Ten minutes after the “rough stick” entered, whistling “Sally come up.”

“Hullo! hullo!” he cried, “so here we are.”

There he was without doubt—a big, red, jolly face, like a full moon orient, a loose merino jacket, no waistcoat or necktie, but a cricketer’s cap on the very back of his bushy head. He struck Archie a friendly slap on the back.

“Keep on yer cap,” he shouted, “I was once a poor man myself.”

Archie was too surprised and indignant to speak.

“Well, well, well,” said Mr Winslow, “they do tell me wonders won’t never cease. What a whirligig of a world it is.

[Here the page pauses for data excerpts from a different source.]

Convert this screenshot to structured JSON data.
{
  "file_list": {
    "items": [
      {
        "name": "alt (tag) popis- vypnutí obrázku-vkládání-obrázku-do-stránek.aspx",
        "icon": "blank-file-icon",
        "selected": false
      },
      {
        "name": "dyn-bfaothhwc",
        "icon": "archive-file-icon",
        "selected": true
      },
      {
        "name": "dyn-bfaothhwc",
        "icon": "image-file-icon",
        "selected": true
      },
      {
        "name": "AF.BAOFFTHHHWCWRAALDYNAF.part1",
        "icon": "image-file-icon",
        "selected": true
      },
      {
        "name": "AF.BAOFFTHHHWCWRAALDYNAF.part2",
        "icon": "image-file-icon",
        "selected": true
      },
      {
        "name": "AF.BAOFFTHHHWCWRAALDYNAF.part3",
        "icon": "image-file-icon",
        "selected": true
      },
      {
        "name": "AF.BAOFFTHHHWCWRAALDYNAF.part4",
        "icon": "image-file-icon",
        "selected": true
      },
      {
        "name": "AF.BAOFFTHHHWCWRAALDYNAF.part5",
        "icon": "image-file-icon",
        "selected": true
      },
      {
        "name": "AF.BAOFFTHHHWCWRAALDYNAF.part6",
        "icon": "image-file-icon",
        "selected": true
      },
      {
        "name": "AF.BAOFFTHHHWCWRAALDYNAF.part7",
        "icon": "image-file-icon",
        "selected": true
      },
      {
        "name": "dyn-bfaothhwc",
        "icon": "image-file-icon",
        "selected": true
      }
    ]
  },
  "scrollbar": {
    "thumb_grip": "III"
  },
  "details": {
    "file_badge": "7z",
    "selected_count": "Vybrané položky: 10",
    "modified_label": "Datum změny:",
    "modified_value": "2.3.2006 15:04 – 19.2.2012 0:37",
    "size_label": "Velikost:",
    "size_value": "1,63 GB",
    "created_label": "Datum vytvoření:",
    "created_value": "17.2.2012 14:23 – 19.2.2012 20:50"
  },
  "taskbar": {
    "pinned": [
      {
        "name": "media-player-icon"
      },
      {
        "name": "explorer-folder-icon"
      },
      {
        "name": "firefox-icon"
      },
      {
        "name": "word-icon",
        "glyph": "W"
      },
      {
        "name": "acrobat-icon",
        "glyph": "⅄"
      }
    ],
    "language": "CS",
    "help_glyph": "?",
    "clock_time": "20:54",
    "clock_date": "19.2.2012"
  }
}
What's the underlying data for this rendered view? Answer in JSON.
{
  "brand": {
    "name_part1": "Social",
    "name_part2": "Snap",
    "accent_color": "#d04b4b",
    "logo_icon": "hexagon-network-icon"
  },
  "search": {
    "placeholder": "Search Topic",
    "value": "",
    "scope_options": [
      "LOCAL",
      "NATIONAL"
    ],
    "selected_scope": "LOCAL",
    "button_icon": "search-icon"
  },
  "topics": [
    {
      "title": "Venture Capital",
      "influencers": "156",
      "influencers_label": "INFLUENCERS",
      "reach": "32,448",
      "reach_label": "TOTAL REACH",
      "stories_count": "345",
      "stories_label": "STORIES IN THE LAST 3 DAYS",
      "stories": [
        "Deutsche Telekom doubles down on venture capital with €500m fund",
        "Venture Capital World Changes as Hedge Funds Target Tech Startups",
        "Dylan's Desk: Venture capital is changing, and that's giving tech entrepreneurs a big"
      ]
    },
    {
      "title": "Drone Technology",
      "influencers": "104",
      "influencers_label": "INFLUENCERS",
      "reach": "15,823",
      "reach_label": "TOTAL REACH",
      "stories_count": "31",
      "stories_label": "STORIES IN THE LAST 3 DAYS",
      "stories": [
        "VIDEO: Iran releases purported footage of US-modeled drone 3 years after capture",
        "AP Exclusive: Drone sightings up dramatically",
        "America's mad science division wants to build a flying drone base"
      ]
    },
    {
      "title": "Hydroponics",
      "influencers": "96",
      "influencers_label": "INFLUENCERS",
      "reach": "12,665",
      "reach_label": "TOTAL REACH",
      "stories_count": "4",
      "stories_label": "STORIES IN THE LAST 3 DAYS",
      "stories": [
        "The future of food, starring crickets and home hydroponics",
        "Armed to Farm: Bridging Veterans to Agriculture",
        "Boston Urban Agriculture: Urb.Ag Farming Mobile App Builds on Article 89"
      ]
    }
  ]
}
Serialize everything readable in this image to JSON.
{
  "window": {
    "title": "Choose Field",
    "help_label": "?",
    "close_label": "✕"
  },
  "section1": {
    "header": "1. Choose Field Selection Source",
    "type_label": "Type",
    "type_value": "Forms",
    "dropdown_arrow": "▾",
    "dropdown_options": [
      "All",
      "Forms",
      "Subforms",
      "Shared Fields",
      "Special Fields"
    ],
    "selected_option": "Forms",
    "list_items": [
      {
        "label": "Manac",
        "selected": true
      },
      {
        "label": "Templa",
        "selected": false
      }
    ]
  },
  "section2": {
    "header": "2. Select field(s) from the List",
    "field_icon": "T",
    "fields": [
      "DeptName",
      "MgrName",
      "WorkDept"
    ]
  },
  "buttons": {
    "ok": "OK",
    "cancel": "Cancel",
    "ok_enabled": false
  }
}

One day I’m cleanin’ a gent’s boots. Gent is a capting of a ship. Next day gent’s nephew comes to me to beg for a job. Say, young man, what’ll ye drink?”

“I didn’t come to drink, Mr Winslow, neither did I come to beg.”

“Whew-ew-ew,” whistled the quondam steward, “here’s pride; here’s a touch o’ the old country. Why, young un, I might have made you my under-gardener.”

The girl at this moment entered the room. She had heard the last sentence.

“Papa!” she remonstrated. Then she glided out by the casement window.

Burning blushes suffused Archie’s cheeks as he hurried over the lawn soon after; angry tears were in his eyes. His hand was on the gate-latch when he felt a light touch on his arm. It was the girl.

“Don’t be angry with poor papa,” she said, almost beseechingly.

“No, no,” Archie cried, hardly knowing what he did say. “What is your name?”

“Etheldene.”

“What a beautiful name! I—I will never forget it. Good-bye.”

He ran home with the image of the child in his mind—on his brain.

Sarah—plain Sarah—met him at the top of the stairs. He brushed past her.

“La! but ye does look glum,” said Sarah.

Archie locked his door. He did not want to see even Sarah—homely Sarah—that night.